It’s hard to have hope when one of the top doctors at a world renowned hospital looks you in the eye and tells you that your daughter has an inoperable tumour, for which there is no treatment proven to be effective, wrapped around her brain stem, that she likely has between 3-6 months to live and that during this time, she will lose her faculties one by one.

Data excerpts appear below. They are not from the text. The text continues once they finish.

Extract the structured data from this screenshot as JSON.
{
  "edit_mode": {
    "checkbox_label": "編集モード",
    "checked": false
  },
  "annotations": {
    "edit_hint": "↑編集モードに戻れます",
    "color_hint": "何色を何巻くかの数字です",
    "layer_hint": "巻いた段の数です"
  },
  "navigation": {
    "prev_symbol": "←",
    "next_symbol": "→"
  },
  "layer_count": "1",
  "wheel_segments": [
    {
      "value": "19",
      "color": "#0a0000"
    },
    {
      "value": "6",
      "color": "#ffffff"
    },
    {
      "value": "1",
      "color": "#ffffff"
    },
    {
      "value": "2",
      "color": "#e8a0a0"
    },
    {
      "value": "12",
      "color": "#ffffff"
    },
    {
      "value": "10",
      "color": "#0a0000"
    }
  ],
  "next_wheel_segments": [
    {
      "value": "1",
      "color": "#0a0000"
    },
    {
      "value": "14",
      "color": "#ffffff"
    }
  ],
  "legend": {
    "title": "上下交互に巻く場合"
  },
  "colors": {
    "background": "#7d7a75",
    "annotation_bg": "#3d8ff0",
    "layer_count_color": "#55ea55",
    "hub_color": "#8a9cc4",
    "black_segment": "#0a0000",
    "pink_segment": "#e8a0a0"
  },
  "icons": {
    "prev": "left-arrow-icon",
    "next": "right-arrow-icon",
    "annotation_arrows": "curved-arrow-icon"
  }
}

For Mishi and I, there was no hope for the life that we had planned for our little girl.  There was no hope that we would get to watch her walk through the doors of kindergarten, dragging a backpack bigger than her, for the first time.  There was no hope for soccer practice, summer camp, growing up with her best friend and big cousin Gracie by her side, playing with her cousin Xavier or bullying her baby brothers.  Very early on, Mishi and I needed to muster up the strength and energy that we would have poured into hope itself and transform it into our new mission in life:  happiness and comfort for Stella.

It was through embarking on this mission that we learned to find hope even when it was hiding in places we never thought to look.

When Stella lost her ability to speak and Mishi and I were desperately clinging to any form of communication that DIPG had not yet stripped away, Stella learned to stick out her tongue to communicate the word “yes”.  And there it was, staring us right in the face – hope.  Not hope for the future that we would never get to have with her, but hope that she would be heard even when her voice was stolen.

In the face of slowly watching our daughter die, Mishi and I were lucky enough to bring two incredible boys into the world.  Sam, with his gentle spirit and sensitive soul and Hugo, the sweet sweet boy we would never know if it weren’t for Stella and the horrible hand the universe dealt her.  There it was again – hope.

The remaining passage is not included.